Strong Cold Dead (Caitlin Strong, #8)(25)
“What do you expect, you being the only live person I’m on a speaking basis with and all? No different now than it was back in the Walls, I suppose, the thing being a man’s gotta know when it’s time to choose his words carefully.”
“There a message in there somewhere meant for me?”
Cort Wesley watched old Leroy swirl the remnants of his root beer about the bottom of the bottle, wanting to savor the last sips. “Not of my making, bubba. But now that you mention it…”
“Oh boy…”
“I find myself agreeing with you.”
“About what?”
“What you told the Ranger lady, about something spurring those workmen to action when it did. Men like that don’t do nothing unless somebody’s telling them to do it.”
“Any more pearls of wisdom to cover the price of the Hires, champ?”
“I apologize for drinking your last one, bubba,” Epps said, swirling the last of the root beer about the bottle again as he fixed his gaze out the windshield. “Always darkest where the road bends, like it’s hiding what’s around the next curve. What do you think it’d be like for a man if he could see around those curves instead of just straight ahead?”
“I imagine he’d be prepared for anything.”
“’Cepting that goes against the grain of nature on both sides of the plane, bubba. See, I can tell you where it’s darkest, but I can’t see through the paint no better than you can.”
“Is there a point in there somewhere?”
“Just this: what happens when you shine your high beams into a Texas fog bank?”
“The light bounces back at you.”
“Meaning…?”
“You’ve got to make do with whatever path your headlights can carve.”
“There you go, then.”
“I do?”
Leroy Epps drained the rest of the Hires and blew air into the bottle to make a wind sound. “You wanna know what’s coming, when the best you can do is slow down and be ready when it gets here.”
“You talking about my boys, champ?”
“We travel a winding road, bubba, not a straightaway,” he resumed. “Best we can do is keep those we love from straying onto the pavement and getting turned into roadkill.”
Cort Wesley took his eyes off the ghost to refocus on the road. When he looked back, Leroy was gone.
Cort Wesley realized that watching his old friend enjoying his root beer had worked up his own thirst. He reached behind him to the backseat floor, popped open his cooler, and felt about for the third of the root beer bottles he thought he’d stored for the ride up to Houston and the Village School. His fingers came up empty.

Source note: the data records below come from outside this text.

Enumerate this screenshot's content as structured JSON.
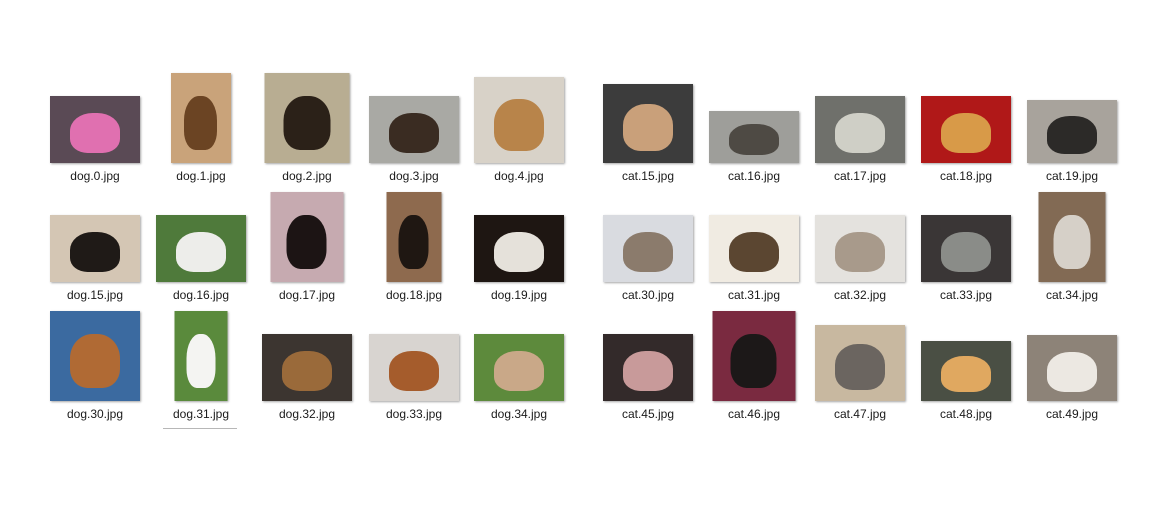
{
  "files": [
    {
      "name": "dog.0.jpg",
      "bg": "#5a4a55",
      "fg": "#e070b0"
    },
    {
      "name": "dog.1.jpg",
      "bg": "#c9a37a",
      "fg": "#6b4423"
    },
    {
      "name": "dog.2.jpg",
      "bg": "#b8ad92",
      "fg": "#2b2118"
    },
    {
      "name": "dog.3.jpg",
      "bg": "#a9a9a4",
      "fg": "#3a2c22"
    },
    {
      "name": "dog.4.jpg",
      "bg": "#d8d2c8",
      "fg": "#b8844a"
    },
    {
      "name": "cat.15.jpg",
      "bg": "#3c3c3c",
      "fg": "#c9a07a"
    },
    {
      "name": "cat.16.jpg",
      "bg": "#9e9e9a",
      "fg": "#4e4a44"
    },
    {
      "name": "cat.17.jpg",
      "bg": "#6f706b",
      "fg": "#cfcfc6"
    },
    {
      "name": "cat.18.jpg",
      "bg": "#b01818",
      "fg": "#d89a48"
    },
    {
      "name": "cat.19.jpg",
      "bg": "#a8a39c",
      "fg": "#2c2a28"
    },
    {
      "name": "dog.15.jpg",
      "bg": "#d4c6b4",
      "fg": "#1f1a17"
    },
    {
      "name": "dog.16.jpg",
      "bg": "#4f7a3b",
      "fg": "#ededea"
    },
    {
      "name": "dog.17.jpg",
      "bg": "#c6aab0",
      "fg": "#1c1414"
    },
    {
      "name": "dog.18.jpg",
      "bg": "#8e6a4e",
      "fg": "#1f1712"
    },
    {
      "name": "dog.19.jpg",
      "bg": "#1e1612",
      "fg": "#e5e1da"
    },
    {
      "name": "cat.30.jpg",
      "bg": "#d9dbe0",
      "fg": "#8b7b6c"
    },
    {
      "name": "cat.31.jpg",
      "bg": "#f0ebe2",
      "fg": "#5b4631"
    },
    {
      "name": "cat.32.jpg",
      "bg": "#e4e2de",
      "fg": "#a89a8b"
    },
    {
      "name": "cat.33.jpg",
      "bg": "#3a3636",
      "fg": "#8a8c88"
    },
    {
      "name": "cat.34.jpg",
      "bg": "#826a54",
      "fg": "#d6d0c8"
    },
    {
      "name": "dog.30.jpg",
      "bg": "#3b6aa0",
      "fg": "#b06a34"
    },
    {
      "name": "dog.31.jpg",
      "bg": "#5a8a3c",
      "fg": "#f4f4f2"
    },
    {
      "name": "dog.32.jpg",
      "bg": "#3c3530",
      "fg": "#9a6a3a"
    },
    {
      "name": "dog.33.jpg",
      "bg": "#d8d4d0",
      "fg": "#a55c2c"
    },
    {
      "name": "dog.34.jpg",
      "bg": "#5d8a3c",
      "fg": "#c9a888"
    },
    {
      "name": "cat.45.jpg",
      "bg": "#332a2a",
      "fg": "#c89a9a"
    },
    {
      "name": "cat.46.jpg",
      "bg": "#7a2a40",
      "fg": "#1c1818"
    },
    {
      "name": "cat.47.jpg",
      "bg": "#c8b8a0",
      "fg": "#6b6560"
    },
    {
      "name": "cat.48.jpg",
      "bg": "#4a4f44",
      "fg": "#e0a860"
    },
    {
      "name": "cat.49.jpg",
      "bg": "#8d8378",
      "fg": "#ece8e2"
    }
  ]
}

“Damn,” Cort Wesley uttered, shaking his head. “Son of a bitch really did drink my last one.”
20
BALCONES CANYONLANDS, TEXAS
“Who’d you say we’re meeting?” Dylan asked Ela Nocona, as they made their way to the back end of the Comanche reservation, nestled against the edge of the nature preserve, where the flatter lands gave way to sloping hills.

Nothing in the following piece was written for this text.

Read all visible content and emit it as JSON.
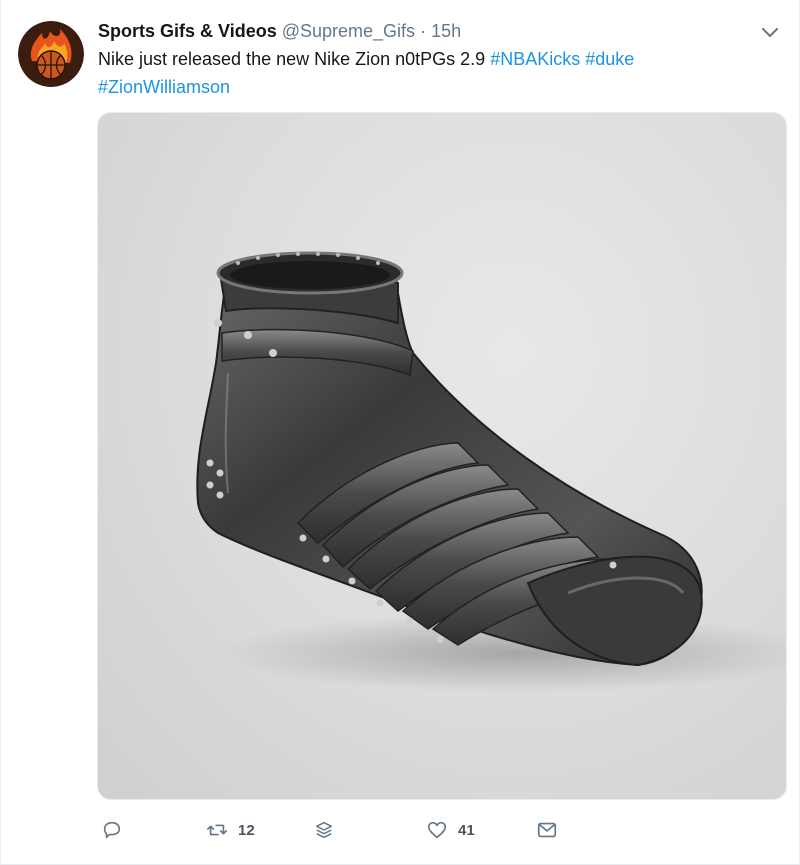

“My grandfather. Sort of,” she told him.
“What do you mean, ‘sort of’?”
“Long story.”
“You say that a lot.”
“What?”
“‘Long story.’ Give me the short version. Either he’s your grandfather or he’s not.”

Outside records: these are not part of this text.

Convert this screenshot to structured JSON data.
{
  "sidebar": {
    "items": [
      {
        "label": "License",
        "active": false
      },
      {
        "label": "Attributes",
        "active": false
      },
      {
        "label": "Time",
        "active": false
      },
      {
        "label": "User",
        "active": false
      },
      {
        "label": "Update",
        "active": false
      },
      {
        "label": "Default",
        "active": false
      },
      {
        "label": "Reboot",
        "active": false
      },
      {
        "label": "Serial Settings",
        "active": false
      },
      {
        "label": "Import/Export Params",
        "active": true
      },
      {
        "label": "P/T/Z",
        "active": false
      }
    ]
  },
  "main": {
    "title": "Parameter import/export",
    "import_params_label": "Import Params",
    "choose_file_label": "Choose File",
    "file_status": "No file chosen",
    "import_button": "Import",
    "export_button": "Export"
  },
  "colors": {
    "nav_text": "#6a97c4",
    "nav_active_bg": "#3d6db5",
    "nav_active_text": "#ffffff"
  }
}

She flashed Dylan the look she used when she was playing around, soft and tough at the same time. It set something deep inside him fluttering and briefly stole his breath. Brought him back to the first time he’d seen her, when she squeezed by and took the seat next to him in Brown University’s Salomon Center. Her hair smelled like jasmine and the rest of her like the outdoors itself.
“It’s what I call him,” Ela said finally, hoping that would be the end of it.
“That doesn’t answer my question.”
“He claims he’s my father’s grandfather—great-grandfather, actually. How’s that?”
“Besides the fact it would make him, like, over a hundred and fifty years old?”
Ela shrugged. “Everyone calls him White Eagle, Isa-tai in our language. You want to know if I believe he’s really that old somehow? He’s supposed to be a shaman, and they’re only born once a century.”
“What happened to whoever was supposed to replace him in the twentieth century?”
“That would be my real grandfather. The bottle got him. I’ll show you his grave sometime. Guess fulfilling the tradition was too much for him.”
“Yeah, living forever takes its toll.”
Ela gave him that look again. “Are you making fun of me?”
“Who’s next in line?” Dylan asked, instead of responding. “As in, in the twenty-first century.”
“You’re looking at her.”
*
Ela’s grandfather, as she called him, lived on a ridge up a steep slope near the reservation’s northwest boundary, where it joined the bulk of the protected wildlife refuge. The Comanche had been deeded their parcel of land long before anyone had thought of these lands that way. Back then, people tended to take the land for granted, unspoiled by the specters of oil and gas rigs pluming the ground. If Dylan had his bearings right, continuing for a brief stretch along one of the nature paths he spotted cut through the woods would have taken them to the challenging switchbacks off the refuge’s Rimrock trail. But the clearing up ahead pushed aside thoughts of that or anything else.